If the SOA movement had an official flag, on that flag would be a diagram of an ESB (enterprise service bus) — an open and distributed integration platform that provides interfaces to a wide variety of systems and applications and ensures reliable messaging among them. And if you dotted the flag with the logos of leading SOA vendors, Sonic Software’s would surely have to stand out from the rest.
As vice president of engineering at Sonic Software, Bill Cullen has led the development of the Sonic ESB and its CAA (Continuous Availability Architecture), a fail-over mechanism that not only guarantees message delivery, but reduces recovery time to mere seconds, all on inexpensive hardware.
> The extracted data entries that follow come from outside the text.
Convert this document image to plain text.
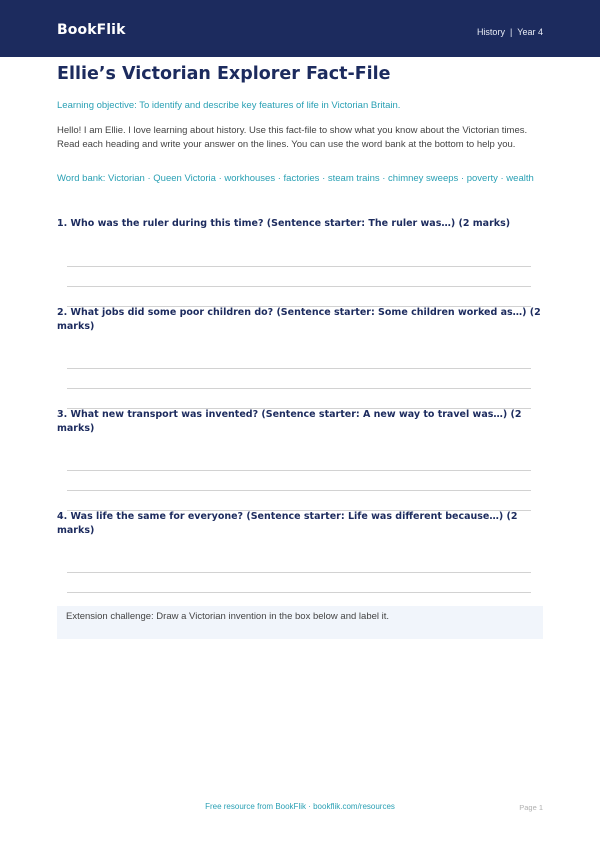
BookFlik	History | Year 4
Ellie’s Victorian Explorer Fact-File
Learning objective: To identify and describe key features of life in Victorian Britain.
Hello! I am Ellie. I love learning about history. Use this fact-file to show what you know about the Victorian times. Read each heading and write your answer on the lines. You can use the word bank at the bottom to help you.
Word bank: Victorian · Queen Victoria · workhouses · factories · steam trains · chimney sweeps · poverty · wealth
1. Who was the ruler during this time? (Sentence starter: The ruler was…) (2 marks)
2. What jobs did some poor children do? (Sentence starter: Some children worked as…) (2 marks)
3. What new transport was invented? (Sentence starter: A new way to travel was…) (2 marks)
4. Was life the same for everyone? (Sentence starter: Life was different because…) (2 marks)
Extension challenge: Draw a Victorian invention in the box below and label it.
Free resource from BookFlik · bookflik.com/resources	Page 1
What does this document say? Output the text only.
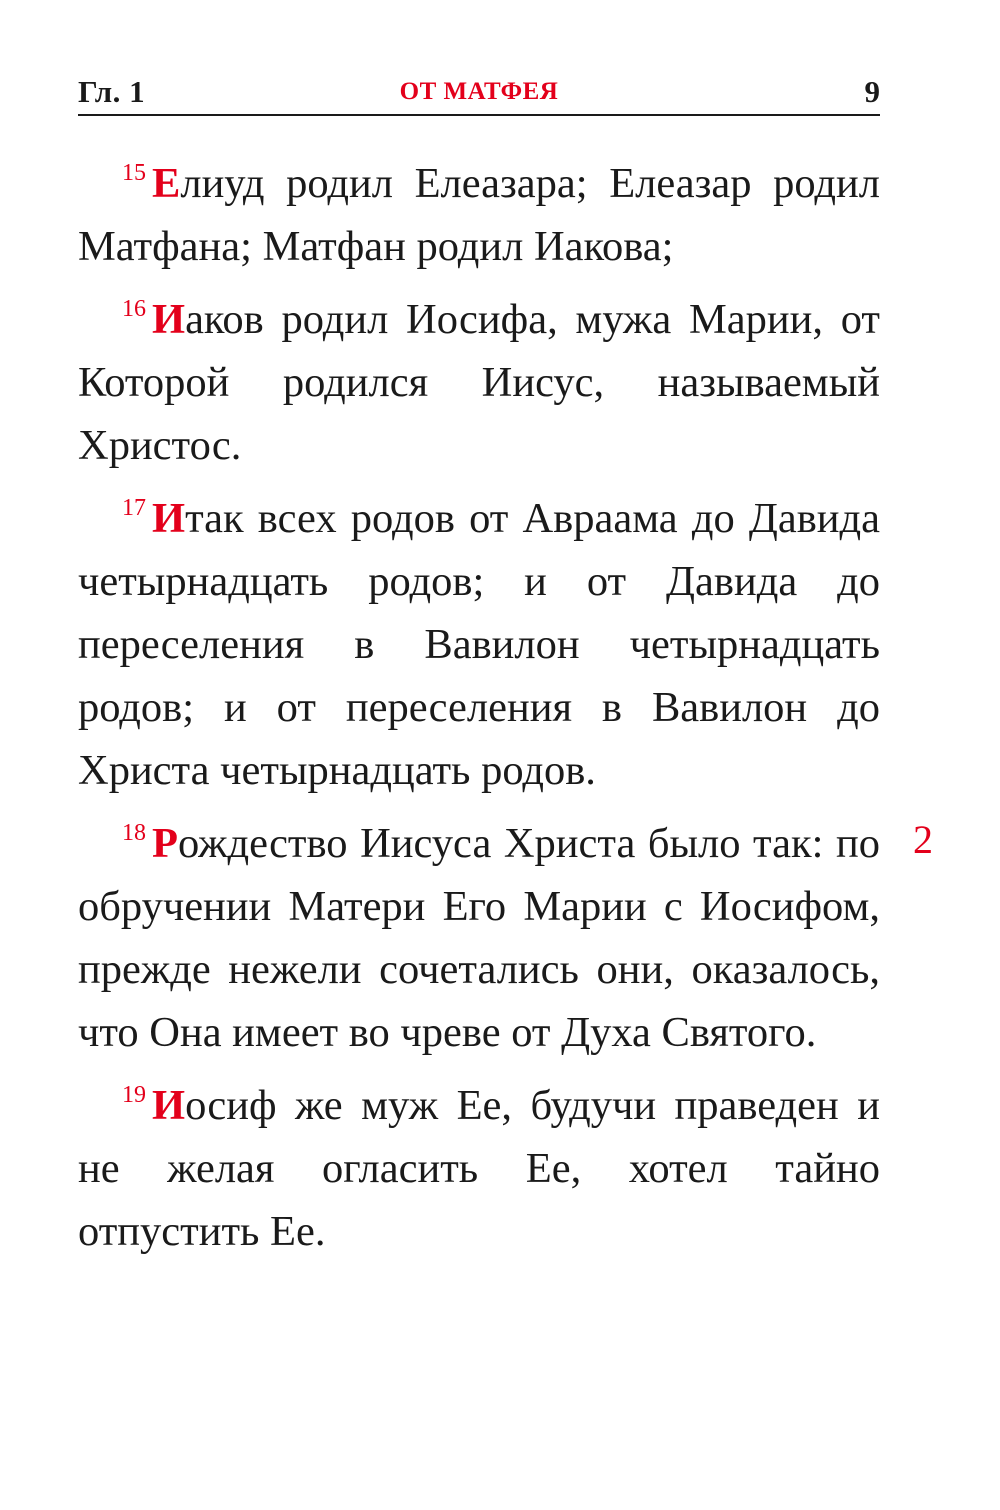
Гл. 1	ОТ МАТФЕЯ	9

$^{15}$ Елиуд родил Елеазара; Елеазар родил Матфана; Матфан родил Иакова;

$^{16}$ Иаков родил Иосифа, мужа Марии, от Которой родился Иисус, называемый Христос.

$^{17}$ Итак всех родов от Авраама до Давида четырнадцать родов; и от Давида до переселения в Вавилон четырнадцать родов; и от переселения в Вавилон до Христа четырнадцать родов.

$^{18}$ Рождество Иисуса Христа было так: по обручении Матери Его Марии с Иосифом, прежде нежели сочетались они, оказалось, что Она имеет во чреве от Духа Святого.

$^{19}$ Иосиф же муж Ее, будучи праведен и не желая огласить Ее, хотел тайно отпустить Ее.

2
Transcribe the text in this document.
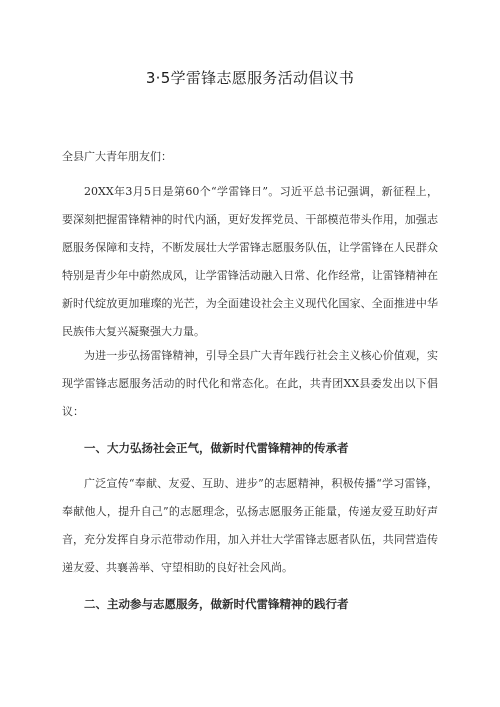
3·5学雷锋志愿服务活动倡议书
全县广大青年朋友们：
20XX年3月5日是第60个“学雷锋日”。习近平总书记强调，新征程上，要深刻把握雷锋精神的时代内涵，更好发挥党员、干部模范带头作用，加强志愿服务保障和支持，不断发展壮大学雷锋志愿服务队伍，让学雷锋在人民群众特别是青少年中蔚然成风，让学雷锋活动融入日常、化作经常，让雷锋精神在新时代绽放更加璀璨的光芒，为全面建设社会主义现代化国家、全面推进中华民族伟大复兴凝聚强大力量。
为进一步弘扬雷锋精神，引导全县广大青年践行社会主义核心价值观，实现学雷锋志愿服务活动的时代化和常态化。在此，共青团XX县委发出以下倡议：
一、大力弘扬社会正气，做新时代雷锋精神的传承者
广泛宣传“奉献、友爱、互助、进步”的志愿精神，积极传播“学习雷锋，奉献他人，提升自己”的志愿理念，弘扬志愿服务正能量，传递友爱互助好声音，充分发挥自身示范带动作用，加入并壮大学雷锋志愿者队伍，共同营造传递友爱、共襄善举、守望相助的良好社会风尚。
二、主动参与志愿服务，做新时代雷锋精神的践行者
As with other fail-over schemes, the CAA relies on writing messages to disk. After a hardware, software, or network failure, it determines where things left off, retrieves the undelivered messages, and sends them on their way. The difference is how CAA goes about the recovery process. Here Cullen and his team took their cue from Sonic’s database-style log file, which records everything in one file as a series of events.
And so it is that Sonic can provide a fast fail-over, invisible to users and applications, which doesn’t require specialized hardware or costly clustering software. “That was the goal: high-speed fail-over without having to create this massive hardware infrastructure to support it,” Cullen says. “We can do this on a cheap-o Linux box or something like that. We don’t even have to have the same hardware on either side.”
Sonic has extended the CAA’s protections to other parts of the system, bringing replication and fail-over to the directory service, document translation, XML processing, and other places where customers may require resiliency.
CAA is both lightweight and flexible, allowing the replication of everything to support datacenter-to-datacenter fail-over, and a more granular application of the protections. You might call it a service-oriented approach to fail-over.